A Murakami Tale
They meet when they are twelve, students in the same school. They are quiet, lonely, and enjoy being together. Hajime walks Shimamoto home every afternoon after school. They listen to music, drink tea and talk to one another. They are too young to realize what is happening to them.
These are the central characters in Haruki Mukami’s beautiful novel, South of the Border, West of the Sun. In time, they part ways as Hajime moves to another town to attend high school and later college. While they lose touch with one another, neither can forget their times together. The feel of her hand has never left me.
Hajime marries a woman he happens to meet on the street, they have two children and he goes to work for her father who loans him money to open a nightclub. It becomes popular and with the profits he opens another. They have a home in a posh suburb of Tokyo, two cars, and a life that an observer would call idyllic.
But Hajime knows something is missing. Yes, he has a family, a job and two lovely children. But what then is missing? One night Shimamoto comes into his bar. She had read about it in a magazine. She will tell him nothing about her life. They talk and it is, of course, like old times. But she returns only intermittently and there are long periods when they don’t see each other. Hajime confesses to her one night:
Something’s lacking. In me and my life. And that part is always hungry, always thirsting. Neither my wife, nor my children can fill that gap. In the whole world there’s only one person who can do that.
Time passes until one night they drive to Hajime’s cabin, where Shimamoto wants to scatter in a nearby river the ashes of her only child, who died a day after being born. They end up spending the night together, finally consummating their love. In the morning, Hajime discovers she has left. It was the last time they were together.
No matter where I go, I still end up me. What’s missing never changes. The scenery may change, but I’m still the same old incomplete person. The same missing elements torture me with a hunger that I can never satisfy.

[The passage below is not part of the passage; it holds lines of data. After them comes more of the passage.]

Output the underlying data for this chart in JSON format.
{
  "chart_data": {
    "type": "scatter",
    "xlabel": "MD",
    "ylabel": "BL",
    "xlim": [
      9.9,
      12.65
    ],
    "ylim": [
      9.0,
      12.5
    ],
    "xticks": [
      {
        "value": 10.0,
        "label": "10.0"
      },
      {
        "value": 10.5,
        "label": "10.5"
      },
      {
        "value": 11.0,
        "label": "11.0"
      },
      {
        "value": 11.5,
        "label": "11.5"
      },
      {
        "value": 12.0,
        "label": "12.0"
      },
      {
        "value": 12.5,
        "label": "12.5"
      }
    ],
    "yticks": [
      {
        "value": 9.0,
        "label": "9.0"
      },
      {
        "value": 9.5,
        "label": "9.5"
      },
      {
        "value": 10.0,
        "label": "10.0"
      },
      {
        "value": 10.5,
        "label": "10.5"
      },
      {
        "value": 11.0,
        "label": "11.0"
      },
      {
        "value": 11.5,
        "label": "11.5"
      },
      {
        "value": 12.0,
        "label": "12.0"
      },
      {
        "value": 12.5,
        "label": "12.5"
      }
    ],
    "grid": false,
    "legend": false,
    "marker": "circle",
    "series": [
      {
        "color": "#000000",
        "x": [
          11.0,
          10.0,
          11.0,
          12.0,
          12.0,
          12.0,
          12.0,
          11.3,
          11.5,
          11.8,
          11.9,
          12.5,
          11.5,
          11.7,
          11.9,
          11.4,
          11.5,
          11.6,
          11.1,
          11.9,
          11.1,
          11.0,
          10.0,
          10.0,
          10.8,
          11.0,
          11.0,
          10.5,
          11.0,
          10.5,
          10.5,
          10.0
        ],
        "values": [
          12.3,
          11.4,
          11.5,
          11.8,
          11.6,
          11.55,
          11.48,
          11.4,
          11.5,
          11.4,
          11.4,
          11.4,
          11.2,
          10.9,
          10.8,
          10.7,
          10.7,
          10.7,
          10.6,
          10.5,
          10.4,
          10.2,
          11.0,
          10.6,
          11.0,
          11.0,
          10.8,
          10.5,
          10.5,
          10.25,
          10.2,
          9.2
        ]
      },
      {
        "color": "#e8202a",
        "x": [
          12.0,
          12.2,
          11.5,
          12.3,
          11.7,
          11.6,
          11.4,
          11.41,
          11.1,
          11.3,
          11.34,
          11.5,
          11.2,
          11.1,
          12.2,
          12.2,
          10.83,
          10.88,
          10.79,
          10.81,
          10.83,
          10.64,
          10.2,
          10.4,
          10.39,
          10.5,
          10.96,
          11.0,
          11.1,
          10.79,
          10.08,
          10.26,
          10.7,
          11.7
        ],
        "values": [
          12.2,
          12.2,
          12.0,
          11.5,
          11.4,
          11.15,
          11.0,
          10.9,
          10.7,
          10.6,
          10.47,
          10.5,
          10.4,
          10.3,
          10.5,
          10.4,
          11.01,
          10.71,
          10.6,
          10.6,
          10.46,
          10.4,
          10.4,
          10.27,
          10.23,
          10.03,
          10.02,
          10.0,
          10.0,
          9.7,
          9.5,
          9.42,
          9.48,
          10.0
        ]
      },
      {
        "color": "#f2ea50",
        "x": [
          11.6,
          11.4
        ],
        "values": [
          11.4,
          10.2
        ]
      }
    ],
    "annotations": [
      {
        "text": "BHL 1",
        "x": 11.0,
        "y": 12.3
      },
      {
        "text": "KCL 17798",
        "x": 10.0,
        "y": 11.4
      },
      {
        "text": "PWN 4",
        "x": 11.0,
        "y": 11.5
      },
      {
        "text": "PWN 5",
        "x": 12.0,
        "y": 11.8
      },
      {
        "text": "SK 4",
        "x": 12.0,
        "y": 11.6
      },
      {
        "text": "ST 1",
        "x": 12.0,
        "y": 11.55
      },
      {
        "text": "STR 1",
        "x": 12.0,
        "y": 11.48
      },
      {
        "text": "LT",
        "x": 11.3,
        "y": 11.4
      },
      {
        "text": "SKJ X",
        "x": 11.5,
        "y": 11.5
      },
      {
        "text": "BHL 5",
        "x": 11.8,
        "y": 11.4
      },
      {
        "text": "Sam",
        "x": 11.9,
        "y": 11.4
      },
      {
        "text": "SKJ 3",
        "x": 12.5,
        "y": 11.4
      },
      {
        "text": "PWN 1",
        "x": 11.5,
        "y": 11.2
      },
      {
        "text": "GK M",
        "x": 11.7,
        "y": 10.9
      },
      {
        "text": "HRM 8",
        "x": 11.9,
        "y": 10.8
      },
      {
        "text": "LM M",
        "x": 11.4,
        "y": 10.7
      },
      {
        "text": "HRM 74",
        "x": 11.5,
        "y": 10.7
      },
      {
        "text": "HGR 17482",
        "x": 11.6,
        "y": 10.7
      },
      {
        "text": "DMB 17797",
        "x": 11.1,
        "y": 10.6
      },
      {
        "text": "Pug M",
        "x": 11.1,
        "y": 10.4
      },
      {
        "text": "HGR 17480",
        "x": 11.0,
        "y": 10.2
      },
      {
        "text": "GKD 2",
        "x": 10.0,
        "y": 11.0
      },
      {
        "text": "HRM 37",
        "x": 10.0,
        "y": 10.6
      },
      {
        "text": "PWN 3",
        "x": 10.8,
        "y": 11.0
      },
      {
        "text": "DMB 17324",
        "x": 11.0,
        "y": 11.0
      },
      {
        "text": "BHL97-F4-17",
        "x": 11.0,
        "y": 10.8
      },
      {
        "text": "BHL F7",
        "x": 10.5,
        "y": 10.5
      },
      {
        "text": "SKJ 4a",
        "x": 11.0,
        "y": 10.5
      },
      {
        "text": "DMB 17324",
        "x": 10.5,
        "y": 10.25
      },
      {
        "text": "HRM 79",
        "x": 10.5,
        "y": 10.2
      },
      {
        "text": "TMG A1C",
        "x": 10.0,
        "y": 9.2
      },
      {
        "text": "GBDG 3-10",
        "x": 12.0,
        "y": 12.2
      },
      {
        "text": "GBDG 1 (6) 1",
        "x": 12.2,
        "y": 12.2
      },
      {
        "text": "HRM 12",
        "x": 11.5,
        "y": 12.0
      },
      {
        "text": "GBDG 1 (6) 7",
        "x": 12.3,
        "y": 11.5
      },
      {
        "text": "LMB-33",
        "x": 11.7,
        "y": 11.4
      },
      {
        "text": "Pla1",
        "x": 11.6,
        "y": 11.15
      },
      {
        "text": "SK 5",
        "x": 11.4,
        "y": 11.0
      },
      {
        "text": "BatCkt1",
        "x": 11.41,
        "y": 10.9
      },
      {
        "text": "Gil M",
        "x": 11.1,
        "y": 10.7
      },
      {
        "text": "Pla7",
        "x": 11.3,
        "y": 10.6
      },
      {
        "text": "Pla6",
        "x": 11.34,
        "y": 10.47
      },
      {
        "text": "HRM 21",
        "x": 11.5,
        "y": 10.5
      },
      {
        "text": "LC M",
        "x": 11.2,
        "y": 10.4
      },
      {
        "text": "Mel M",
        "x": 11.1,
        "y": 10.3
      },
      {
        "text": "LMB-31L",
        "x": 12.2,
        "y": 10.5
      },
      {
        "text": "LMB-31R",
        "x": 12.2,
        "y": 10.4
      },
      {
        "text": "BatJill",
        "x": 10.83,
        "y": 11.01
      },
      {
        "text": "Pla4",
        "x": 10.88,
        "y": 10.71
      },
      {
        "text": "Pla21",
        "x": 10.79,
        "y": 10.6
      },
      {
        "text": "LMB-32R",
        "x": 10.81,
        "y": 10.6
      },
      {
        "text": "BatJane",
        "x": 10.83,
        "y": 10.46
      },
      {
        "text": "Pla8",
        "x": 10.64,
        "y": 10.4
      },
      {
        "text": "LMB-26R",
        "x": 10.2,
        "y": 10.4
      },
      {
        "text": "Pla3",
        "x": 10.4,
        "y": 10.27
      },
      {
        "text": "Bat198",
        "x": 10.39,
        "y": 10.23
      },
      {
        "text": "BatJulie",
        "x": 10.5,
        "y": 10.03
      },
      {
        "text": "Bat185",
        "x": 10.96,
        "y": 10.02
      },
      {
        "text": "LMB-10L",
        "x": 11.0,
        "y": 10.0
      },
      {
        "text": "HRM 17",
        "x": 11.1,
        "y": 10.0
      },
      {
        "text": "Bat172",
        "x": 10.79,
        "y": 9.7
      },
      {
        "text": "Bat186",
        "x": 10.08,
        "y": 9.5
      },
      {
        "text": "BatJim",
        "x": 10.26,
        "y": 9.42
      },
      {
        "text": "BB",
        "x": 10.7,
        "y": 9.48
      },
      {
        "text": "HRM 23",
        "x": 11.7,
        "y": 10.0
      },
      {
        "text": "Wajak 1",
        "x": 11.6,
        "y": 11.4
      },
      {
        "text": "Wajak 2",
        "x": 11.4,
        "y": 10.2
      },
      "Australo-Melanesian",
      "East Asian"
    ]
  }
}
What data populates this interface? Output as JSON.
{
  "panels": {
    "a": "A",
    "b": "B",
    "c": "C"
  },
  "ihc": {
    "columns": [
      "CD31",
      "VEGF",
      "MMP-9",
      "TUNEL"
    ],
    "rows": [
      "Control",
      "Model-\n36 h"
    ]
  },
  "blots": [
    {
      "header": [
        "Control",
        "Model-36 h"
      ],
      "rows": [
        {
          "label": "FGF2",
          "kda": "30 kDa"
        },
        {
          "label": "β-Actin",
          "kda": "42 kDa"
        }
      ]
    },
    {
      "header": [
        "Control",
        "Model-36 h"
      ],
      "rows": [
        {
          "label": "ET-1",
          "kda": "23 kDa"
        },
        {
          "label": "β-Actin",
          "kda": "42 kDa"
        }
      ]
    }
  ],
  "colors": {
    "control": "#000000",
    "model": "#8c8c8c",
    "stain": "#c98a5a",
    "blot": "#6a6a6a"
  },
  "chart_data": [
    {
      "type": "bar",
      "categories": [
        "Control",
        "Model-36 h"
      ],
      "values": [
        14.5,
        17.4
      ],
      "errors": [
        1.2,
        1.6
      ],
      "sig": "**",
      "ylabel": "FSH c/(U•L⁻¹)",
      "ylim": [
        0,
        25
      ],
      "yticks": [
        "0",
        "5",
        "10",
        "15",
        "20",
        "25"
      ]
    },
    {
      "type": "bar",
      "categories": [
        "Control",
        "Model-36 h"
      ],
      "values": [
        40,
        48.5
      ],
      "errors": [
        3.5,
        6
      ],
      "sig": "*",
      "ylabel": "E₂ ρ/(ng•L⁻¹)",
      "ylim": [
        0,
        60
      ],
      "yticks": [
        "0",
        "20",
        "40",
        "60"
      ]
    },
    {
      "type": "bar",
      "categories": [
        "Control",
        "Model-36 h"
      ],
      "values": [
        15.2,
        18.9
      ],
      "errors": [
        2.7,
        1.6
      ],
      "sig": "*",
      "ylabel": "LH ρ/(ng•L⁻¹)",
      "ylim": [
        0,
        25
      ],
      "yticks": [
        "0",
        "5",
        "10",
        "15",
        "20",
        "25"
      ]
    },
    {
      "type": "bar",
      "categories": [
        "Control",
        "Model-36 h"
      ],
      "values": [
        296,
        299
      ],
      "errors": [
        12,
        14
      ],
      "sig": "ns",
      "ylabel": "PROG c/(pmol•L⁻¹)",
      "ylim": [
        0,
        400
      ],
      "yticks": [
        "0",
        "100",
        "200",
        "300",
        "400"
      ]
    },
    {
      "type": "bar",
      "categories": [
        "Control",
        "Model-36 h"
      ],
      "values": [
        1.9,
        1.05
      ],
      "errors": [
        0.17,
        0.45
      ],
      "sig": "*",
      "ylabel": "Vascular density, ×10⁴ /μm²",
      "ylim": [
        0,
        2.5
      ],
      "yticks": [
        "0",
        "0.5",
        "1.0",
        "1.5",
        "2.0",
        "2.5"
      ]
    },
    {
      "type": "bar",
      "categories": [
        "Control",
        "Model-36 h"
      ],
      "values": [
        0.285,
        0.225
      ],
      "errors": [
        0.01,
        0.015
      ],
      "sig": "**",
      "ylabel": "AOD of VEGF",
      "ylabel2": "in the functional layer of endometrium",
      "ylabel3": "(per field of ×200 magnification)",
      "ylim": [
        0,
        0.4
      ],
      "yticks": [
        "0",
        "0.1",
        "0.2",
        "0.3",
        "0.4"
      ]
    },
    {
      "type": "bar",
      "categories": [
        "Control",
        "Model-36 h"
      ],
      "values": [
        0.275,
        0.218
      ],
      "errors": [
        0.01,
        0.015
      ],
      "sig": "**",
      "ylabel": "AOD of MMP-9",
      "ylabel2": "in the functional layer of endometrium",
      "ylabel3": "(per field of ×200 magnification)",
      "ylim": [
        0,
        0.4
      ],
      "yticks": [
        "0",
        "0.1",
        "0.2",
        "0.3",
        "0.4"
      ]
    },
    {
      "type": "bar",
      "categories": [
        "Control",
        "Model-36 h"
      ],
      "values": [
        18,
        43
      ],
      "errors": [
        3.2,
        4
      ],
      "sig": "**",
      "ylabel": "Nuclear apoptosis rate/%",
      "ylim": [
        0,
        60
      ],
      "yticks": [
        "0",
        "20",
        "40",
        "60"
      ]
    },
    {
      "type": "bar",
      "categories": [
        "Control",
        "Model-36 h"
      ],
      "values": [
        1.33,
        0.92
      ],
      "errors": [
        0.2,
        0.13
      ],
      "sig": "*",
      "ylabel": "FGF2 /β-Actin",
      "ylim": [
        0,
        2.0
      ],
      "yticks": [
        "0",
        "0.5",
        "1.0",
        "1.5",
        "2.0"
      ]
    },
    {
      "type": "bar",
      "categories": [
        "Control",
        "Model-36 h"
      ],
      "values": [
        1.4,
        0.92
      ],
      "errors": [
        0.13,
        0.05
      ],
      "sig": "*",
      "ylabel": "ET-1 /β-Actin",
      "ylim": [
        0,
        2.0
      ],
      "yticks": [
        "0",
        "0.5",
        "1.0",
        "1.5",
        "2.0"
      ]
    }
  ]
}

Hajime knows the void will never go away, that he has to get used to it. No one is going to “weave dreams for me.” He knows he must now try to weave them other others.
The novel ends in this unfulfilled way. But it is life, Hajime’s life and the incomplete lives of others too. The hidden truths of Murakami’s tale are many. This is one. Here are three others:
After a certain length of time has passed, things harden up. Like cement hardening in a bucket.
But I didn’t understand then. That I could hurt somebody so badly she would never recover. That a person can, just by living, damage another human being beyond repair.
But you don’t know how empty it feels not to be able to create anything.